(From the Downtown Therapy blog. Check it out to see more)

I bumped into an old acquaintance the other day. We had both worked for a rather chaotic company years earlier. The so-called “survivors” met for dinner once a year to catch-up and share stories of our time in that company. He asked why I couldn’t attend the most recent dinner. I guessed that, because I’d changed my email address a while back, the invitations were being sent to an account that was no longer in service.

When I asked him how it went, he shrugged and smiled. He said: “Oh, you know, (x) is still high-strung. (y) is still gloomy. (z) still acts like everyone’s Mom.”

“People don’t change.” he said, shaking his head.
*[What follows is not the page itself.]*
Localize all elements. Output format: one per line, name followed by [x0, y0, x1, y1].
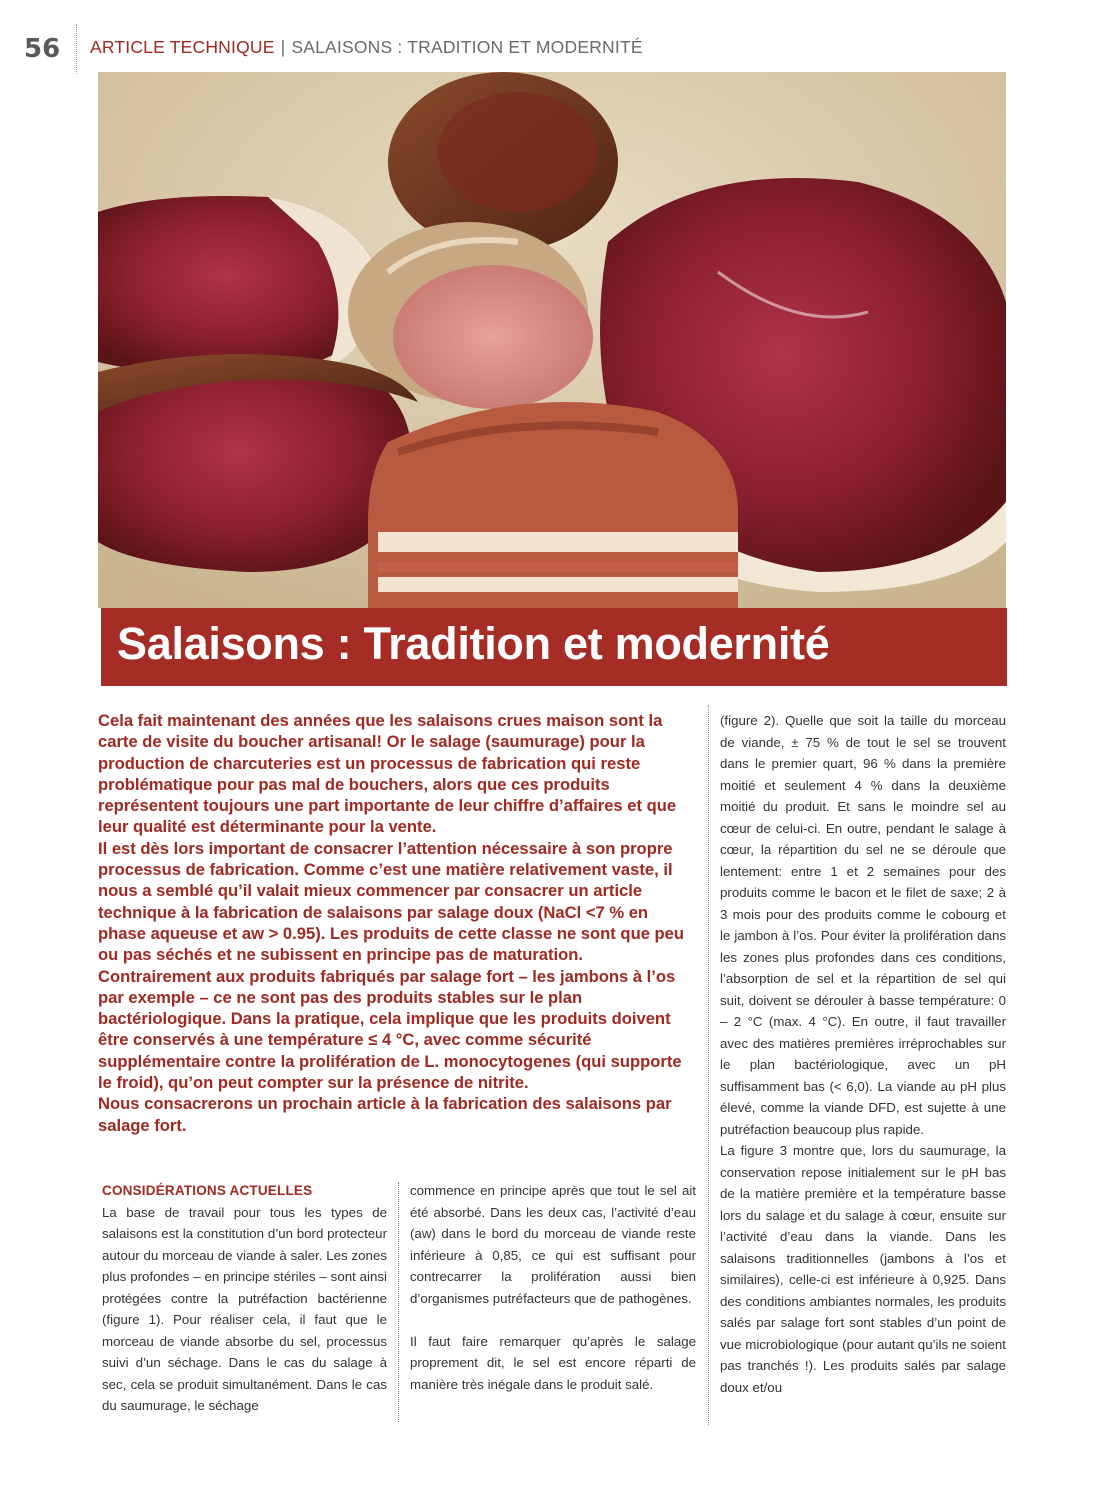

It felt like a definitive statement for him.

We parted ways and his words echoed with me. After all, what’s my purpose as a therapist if that statement were true? I believe in change: I’ve experienced it myself and have seen it successfully expressed in the progress of my clients.

I realized there were two misconceptions in my friend’s statement. First, the people he used as examples of “not changing” were arguably people who, as far as I knew, hadn’t sought change to begin with. To this end, what if they didn’t have a problem with their behaviour to begin with?

Secondly, weighing more largely, what do we mean when we talk about change? When you get to a certain age, you’ve got a lot of “wiring” in place. If you come into my office as a 32 year-old bartender who was raised on a milk farm, I’m pretty sure you are going to walk out the same way. That said, we can still be the people we are and still address aspects of ourselves which are causing problems, which somehow don’t seem to “fit” us anymore.

It reminds me of when I quit smoking: would I be the same Matt Cahill on the other end of the process as I was going into it? The short answer is, yes, I was the same Matt Cahill – just a version of Matt Cahill who had learned to eliminate the need for cigarettes.

On a more interpersonal level, it works the same for people who, going into therapy, wonder if they are going to lose more than they gain: is the therapist going to make me feel bad about my temper tantrums? Force me to be artificially “happy” when I’m feeling depressed? No.

You can change without losing you. If anything, the person who undergoes therapy will come out of it a lot more knowledgeable about themselves than when they came in. You will have a better sense of yourself and, depending upon your reason for seeing a therapist, feel more in control of your life.